RA4 STOP BATH QUESTION
Can a regular acetic stop bath ever be sufficient, given that it is changed frequently?
Why is sodium sulfite recommended to be added to the acetic bath? Doesn't the acid and water, alone, remove the developer efficiently.
I do something rather unorthodox: after the stop bath I fix and turn lights on to view the print. Sometimes I let it go at that. Sometimes I do want the slight increase in warmth so I will then, in full light, bleach (potassium ferricyanide) for a minute, and then for a few seconds, I fix again in the same fixer. I think that that is a much more rational way to go about this process. I do the same fix/bleach reversal with film. Why does everybody else bleach before fixation?

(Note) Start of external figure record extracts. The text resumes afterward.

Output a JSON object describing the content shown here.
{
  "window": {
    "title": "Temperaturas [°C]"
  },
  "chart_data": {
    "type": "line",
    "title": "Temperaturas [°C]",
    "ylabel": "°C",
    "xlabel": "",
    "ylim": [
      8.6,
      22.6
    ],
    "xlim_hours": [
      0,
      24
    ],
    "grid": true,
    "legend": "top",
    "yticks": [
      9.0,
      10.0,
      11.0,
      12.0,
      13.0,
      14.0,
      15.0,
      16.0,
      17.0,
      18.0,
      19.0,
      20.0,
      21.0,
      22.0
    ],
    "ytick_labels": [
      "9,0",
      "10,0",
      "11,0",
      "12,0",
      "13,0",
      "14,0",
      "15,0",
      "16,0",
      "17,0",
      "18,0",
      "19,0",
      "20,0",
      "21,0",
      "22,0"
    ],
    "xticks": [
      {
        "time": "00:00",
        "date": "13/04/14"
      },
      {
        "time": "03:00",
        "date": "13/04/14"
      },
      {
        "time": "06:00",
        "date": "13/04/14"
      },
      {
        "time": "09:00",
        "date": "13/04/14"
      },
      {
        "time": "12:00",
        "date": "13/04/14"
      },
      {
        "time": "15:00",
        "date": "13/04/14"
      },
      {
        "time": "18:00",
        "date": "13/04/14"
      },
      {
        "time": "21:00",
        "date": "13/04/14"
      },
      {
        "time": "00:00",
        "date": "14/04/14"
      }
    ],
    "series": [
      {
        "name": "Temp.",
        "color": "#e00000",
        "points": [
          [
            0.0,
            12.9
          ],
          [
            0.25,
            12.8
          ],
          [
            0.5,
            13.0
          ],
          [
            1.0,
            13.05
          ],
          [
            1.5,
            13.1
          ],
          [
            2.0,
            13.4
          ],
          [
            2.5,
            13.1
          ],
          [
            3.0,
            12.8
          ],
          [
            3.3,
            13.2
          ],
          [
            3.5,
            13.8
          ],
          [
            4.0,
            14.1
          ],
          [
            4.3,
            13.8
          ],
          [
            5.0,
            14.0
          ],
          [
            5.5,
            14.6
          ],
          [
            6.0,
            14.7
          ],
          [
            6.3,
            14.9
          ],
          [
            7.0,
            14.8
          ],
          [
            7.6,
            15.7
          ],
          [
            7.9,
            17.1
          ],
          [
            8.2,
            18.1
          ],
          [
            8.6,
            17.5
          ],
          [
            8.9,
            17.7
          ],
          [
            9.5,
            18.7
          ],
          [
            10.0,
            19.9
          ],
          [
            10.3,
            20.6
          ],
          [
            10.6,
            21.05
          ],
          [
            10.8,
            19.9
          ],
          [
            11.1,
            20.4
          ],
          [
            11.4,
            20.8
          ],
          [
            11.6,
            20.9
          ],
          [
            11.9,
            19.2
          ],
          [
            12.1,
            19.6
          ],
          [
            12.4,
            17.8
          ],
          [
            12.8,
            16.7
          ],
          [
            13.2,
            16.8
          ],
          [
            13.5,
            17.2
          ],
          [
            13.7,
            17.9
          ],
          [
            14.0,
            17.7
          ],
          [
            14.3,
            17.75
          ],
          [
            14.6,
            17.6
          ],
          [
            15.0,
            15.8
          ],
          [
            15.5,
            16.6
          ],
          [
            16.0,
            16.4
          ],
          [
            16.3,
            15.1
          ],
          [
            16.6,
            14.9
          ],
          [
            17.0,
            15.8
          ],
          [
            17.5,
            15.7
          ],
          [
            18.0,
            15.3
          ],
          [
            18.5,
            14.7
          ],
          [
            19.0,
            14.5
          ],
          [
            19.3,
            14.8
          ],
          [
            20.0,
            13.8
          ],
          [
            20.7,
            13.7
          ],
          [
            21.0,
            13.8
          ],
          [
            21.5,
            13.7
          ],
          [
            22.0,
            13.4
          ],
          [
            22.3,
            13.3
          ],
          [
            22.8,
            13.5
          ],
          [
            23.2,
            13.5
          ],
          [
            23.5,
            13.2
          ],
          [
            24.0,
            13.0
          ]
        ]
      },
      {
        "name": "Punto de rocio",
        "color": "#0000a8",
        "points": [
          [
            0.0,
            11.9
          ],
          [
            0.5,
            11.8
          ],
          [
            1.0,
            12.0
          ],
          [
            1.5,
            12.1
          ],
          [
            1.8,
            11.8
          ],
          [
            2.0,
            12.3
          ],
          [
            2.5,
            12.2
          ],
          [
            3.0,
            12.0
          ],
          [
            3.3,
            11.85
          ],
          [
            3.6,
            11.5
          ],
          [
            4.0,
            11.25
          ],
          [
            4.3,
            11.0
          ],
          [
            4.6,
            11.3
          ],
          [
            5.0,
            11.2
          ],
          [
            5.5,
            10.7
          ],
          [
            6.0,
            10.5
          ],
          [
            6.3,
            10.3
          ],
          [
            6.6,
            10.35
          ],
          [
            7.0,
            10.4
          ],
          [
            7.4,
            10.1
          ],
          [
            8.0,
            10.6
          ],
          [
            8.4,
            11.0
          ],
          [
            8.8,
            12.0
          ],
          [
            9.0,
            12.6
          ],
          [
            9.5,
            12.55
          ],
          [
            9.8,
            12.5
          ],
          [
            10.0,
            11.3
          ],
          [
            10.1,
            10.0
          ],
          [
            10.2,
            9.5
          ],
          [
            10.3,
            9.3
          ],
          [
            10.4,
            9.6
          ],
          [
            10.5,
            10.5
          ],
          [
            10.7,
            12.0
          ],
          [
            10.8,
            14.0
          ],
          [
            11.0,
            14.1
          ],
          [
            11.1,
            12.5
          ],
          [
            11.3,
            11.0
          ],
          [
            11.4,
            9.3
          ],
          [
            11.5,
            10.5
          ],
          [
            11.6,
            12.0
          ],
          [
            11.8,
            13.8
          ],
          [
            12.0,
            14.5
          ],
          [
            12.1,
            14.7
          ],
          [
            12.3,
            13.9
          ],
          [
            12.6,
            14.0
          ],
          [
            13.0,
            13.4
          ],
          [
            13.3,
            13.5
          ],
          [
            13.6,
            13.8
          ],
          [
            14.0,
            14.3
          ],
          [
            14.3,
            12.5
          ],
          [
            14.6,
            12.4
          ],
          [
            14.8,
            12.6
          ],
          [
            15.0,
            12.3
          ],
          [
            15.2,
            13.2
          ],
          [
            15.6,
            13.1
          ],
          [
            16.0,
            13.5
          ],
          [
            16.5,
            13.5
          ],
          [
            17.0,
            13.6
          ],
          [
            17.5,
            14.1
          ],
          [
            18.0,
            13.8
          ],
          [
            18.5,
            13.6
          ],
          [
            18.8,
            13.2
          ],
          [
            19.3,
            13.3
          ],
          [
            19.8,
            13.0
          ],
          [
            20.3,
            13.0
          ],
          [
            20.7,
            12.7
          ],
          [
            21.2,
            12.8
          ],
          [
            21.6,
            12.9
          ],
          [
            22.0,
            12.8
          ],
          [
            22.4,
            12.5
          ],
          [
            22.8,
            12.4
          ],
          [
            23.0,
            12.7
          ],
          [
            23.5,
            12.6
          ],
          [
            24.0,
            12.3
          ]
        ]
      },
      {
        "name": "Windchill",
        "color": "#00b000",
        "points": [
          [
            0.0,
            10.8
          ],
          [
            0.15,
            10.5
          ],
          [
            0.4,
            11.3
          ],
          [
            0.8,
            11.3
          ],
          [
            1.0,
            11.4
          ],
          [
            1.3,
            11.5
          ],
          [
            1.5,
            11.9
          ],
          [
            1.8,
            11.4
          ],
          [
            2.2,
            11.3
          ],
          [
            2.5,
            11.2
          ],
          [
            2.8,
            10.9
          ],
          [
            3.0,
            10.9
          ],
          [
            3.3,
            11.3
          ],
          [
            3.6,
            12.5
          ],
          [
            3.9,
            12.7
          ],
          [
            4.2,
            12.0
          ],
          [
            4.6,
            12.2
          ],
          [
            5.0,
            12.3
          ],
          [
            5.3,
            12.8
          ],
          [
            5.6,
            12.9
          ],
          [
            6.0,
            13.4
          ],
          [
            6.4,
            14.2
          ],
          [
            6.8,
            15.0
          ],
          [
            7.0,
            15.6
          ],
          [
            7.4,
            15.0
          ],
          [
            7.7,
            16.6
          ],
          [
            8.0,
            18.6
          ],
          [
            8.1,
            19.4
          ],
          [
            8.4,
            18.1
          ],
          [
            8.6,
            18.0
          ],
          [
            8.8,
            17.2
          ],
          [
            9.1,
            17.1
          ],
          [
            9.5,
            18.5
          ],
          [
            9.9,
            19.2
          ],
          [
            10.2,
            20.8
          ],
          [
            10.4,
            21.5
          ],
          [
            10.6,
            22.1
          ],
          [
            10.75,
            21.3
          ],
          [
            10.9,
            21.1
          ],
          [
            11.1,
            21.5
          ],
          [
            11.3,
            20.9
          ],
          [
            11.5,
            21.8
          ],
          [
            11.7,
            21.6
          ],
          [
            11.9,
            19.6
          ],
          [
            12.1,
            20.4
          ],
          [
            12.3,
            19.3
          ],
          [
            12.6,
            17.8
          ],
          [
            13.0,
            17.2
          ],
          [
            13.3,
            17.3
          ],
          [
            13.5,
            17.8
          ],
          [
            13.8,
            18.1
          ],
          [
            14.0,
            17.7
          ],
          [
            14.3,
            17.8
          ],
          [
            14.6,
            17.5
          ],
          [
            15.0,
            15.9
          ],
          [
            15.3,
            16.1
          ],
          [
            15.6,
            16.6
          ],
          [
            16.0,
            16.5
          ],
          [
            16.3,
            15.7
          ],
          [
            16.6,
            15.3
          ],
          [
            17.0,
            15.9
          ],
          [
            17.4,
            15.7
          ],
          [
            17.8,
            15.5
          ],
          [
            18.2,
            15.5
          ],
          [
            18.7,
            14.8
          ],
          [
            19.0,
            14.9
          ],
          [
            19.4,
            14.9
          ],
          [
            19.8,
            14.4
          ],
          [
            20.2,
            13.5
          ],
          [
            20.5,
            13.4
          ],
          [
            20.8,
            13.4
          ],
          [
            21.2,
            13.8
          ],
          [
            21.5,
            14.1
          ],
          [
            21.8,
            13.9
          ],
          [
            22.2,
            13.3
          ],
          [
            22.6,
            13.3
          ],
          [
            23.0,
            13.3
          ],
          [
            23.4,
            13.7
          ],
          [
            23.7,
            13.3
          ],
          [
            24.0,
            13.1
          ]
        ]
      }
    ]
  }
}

Another question (will reflect my chemical naivity) : if one bleaches (color paper or film) in full roomlight is there a danger of (is it called) halogenation with the silver salts being made sensitive to light? Thanks for all the information you are able to impart. - David Lyga.
I use 1% to 2% Acetic Acid as the stop bath for RA4. I have also used Kodak Indicator Stop. Both work just fine.
If you leave out the Sulfite from the Acetic Acid, then the Stop becomes an indicator bath turning cherry red when it becomes exhausted. Adding Sulfite will NOT regenerate it but will decolorize it thereby giving you no notice of exhaustion.
If you bleach in most Ferri bleaches, you rehalogenize the Silver as it oxidizes and this Silver salt is light sensitive. As for using a fix, it depends on the fix. The fix baths used for color processes are selected to prevent shifts in dye hue due to pH. Also, just fixing makes a print darker and less saturated and therefore harder to evaluate.
Thank you PE. Letting it go at simply fixation does give a rather subdued color (even Hollywood did this a few times with their films). Some scenes might benefit. It is a bit darker but you can always expose a bit less. You do scare me when you confirm that the silver, once again, begins to be light sensitive. Does that mean potential light fog? Is it best to bleach in darkness and fix again before turning on the lights? As you can see my chemisty knowedge is competition for MIT. - David Lyga
So that's why my stop bath turned cherry red, thanks! I knew to chuck it out anyways but did wonder!!!
I do my RA-4 in full darkness until it is fully fixed. Haven't dared to try my amber safelight yet.
If you fix and do not bleach, there is nothing light sensitive present, but if you bleach with no following fix, there are light sensitive materials that can darken. If you fix, bleach and then wash and dry, you still have light sensitive materials present. This is only if you use a Ferri bleach.
I use 2 safelights all the time. One pointed at the ceiling and one pointed away from the enlarger and both at about 5 feet. No fog ever!
OK, I'll have to try it. What is there to lose but a sheet of paper I guess though the fact sheets all seem to say complete darkness is best or it will fog.
I use a color safe light occasionally.
I cant notice fog.
Kodak paper is built to allow a WR-13 series safelight.
here's the quote from the Portra/Supra tech pub:
Using a safelight will affect your results. If absolutely
necessary, you can use a safelight equipped with a KODAK
13 Safelight Filter (amber) with a 7 1/2-watt bulb. Keep the
safelight at least 1.2 metres (4 feet) from the paper. Keep
safelight exposure as short as possible. Run tests to
determine that safelight use gives acceptable results for
That's what sent me scurrying into the dark... and actually I found it wasn't that hard to do really. I only messed up one page before learning how to ensure the paper is fully in the tray and covered by liquid.